Elezioni, Tremestieri nella bufera. E gli altri comuni?


Pubblicato il 06 Ottobre 2020

di Chiunque il quale

Le regole tutte siciliane delle amministrative. Più liste più voti. E il gioco è fatto. Programmi e idee non contano nulla. Le promesse elettorali durano giusto il tempo della campagna elettorale. Tanto la gente se ne dimentica. La prova di forza è solo numerica. Più uomini e donne ci sono in campo più crescono le possibilità di vittoria. Se a tutto questo si aggiungono un po’ di promesse verosimili il gioco è fatto e alla fine si può festeggiare anche con i fuochi d’artificio.

Ma quando il calcolo matematico è predominante sul ragionamento è la fine della politica e della partecipazione. Ma questa tornata elettorale ha riservato colpi di scena uno dietro l’altro e nei prossimi giorni vi racconteremo alcuni particolari. Oggi vogliamo soffermarci su quanto accaduto a Tremestieri Etneo dove, come è noto, sono stati commessi degli illeciti nella raccolta delle firme e nella autenticazione delle stesse. Per questa ragione è stato deciso il rinvio del voto ad altra data e non si esclude che possano esserci, a breve, provvedimenti ancor più eclatanti.

Ma quello che nessuno dice, ma tutti lo sanno, è che la procedura è stata pressoché uguale in tutti i comuni, ma i riflettori sono stati accessi solo su Tremestieri Etneo. Da Bronte e San Giovanni La Punta, da Pedara a Mascali, da Milo a San Pietro Clarenza per arrivare a Trecastagni c’è stata la proliferazione delle liste civiche. Per ogni lista era necessario raccogliere 280 firme, che andavano anche autenticate. Ma sarebbe, si dice, prassi consolidata quella di derogare a quanto previsto dalla legge.  
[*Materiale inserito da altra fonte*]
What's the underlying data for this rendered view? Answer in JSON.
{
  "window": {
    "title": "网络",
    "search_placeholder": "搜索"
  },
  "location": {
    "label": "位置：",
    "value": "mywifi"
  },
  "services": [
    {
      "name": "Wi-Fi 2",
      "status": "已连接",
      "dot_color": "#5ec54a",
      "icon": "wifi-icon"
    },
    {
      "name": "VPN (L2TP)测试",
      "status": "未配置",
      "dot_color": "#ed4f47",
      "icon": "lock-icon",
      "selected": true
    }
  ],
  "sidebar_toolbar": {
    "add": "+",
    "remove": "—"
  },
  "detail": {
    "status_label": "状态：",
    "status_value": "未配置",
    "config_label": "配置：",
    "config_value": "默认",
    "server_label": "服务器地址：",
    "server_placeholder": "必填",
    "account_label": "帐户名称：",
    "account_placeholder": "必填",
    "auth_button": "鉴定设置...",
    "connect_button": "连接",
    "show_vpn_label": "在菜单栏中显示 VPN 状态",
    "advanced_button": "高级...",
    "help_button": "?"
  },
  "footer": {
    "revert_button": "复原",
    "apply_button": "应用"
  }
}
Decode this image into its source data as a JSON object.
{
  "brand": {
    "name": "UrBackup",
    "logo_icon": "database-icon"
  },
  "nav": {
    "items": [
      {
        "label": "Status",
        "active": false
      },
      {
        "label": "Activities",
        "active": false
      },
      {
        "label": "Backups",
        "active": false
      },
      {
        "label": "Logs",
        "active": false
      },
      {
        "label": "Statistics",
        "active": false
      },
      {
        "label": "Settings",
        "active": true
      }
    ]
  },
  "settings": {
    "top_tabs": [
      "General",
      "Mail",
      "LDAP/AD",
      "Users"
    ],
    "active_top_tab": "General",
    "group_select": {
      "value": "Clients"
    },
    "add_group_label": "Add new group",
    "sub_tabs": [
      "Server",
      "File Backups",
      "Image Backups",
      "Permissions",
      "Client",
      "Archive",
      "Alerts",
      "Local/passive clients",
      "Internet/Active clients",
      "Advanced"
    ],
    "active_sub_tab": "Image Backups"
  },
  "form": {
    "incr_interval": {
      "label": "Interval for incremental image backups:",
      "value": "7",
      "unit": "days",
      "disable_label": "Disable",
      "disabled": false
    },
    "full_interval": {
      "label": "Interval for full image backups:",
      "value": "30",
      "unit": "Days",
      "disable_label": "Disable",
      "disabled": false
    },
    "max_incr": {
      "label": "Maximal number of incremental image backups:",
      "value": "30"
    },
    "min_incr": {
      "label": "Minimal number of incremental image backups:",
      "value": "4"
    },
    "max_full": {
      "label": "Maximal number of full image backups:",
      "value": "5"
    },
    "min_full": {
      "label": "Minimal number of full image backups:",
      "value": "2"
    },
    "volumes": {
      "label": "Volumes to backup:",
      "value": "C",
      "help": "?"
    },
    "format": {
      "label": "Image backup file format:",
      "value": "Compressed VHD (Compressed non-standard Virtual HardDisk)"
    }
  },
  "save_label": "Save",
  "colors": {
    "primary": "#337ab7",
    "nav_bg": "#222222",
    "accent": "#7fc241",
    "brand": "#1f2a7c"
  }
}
Insomma: se delle anomalie gravi sono state certificate a Tremestieri è ipotizzabile che le stesse anomalie e illeciti vi sono stati anche negli altri comuni. Verranno fatte delle verifiche per fugare ogni dubbio? O va bene cosi? Anche su questa vicenda delle firme e di come funziona il sistema, nei prossimi giorni vi daremo maggiori dettagli.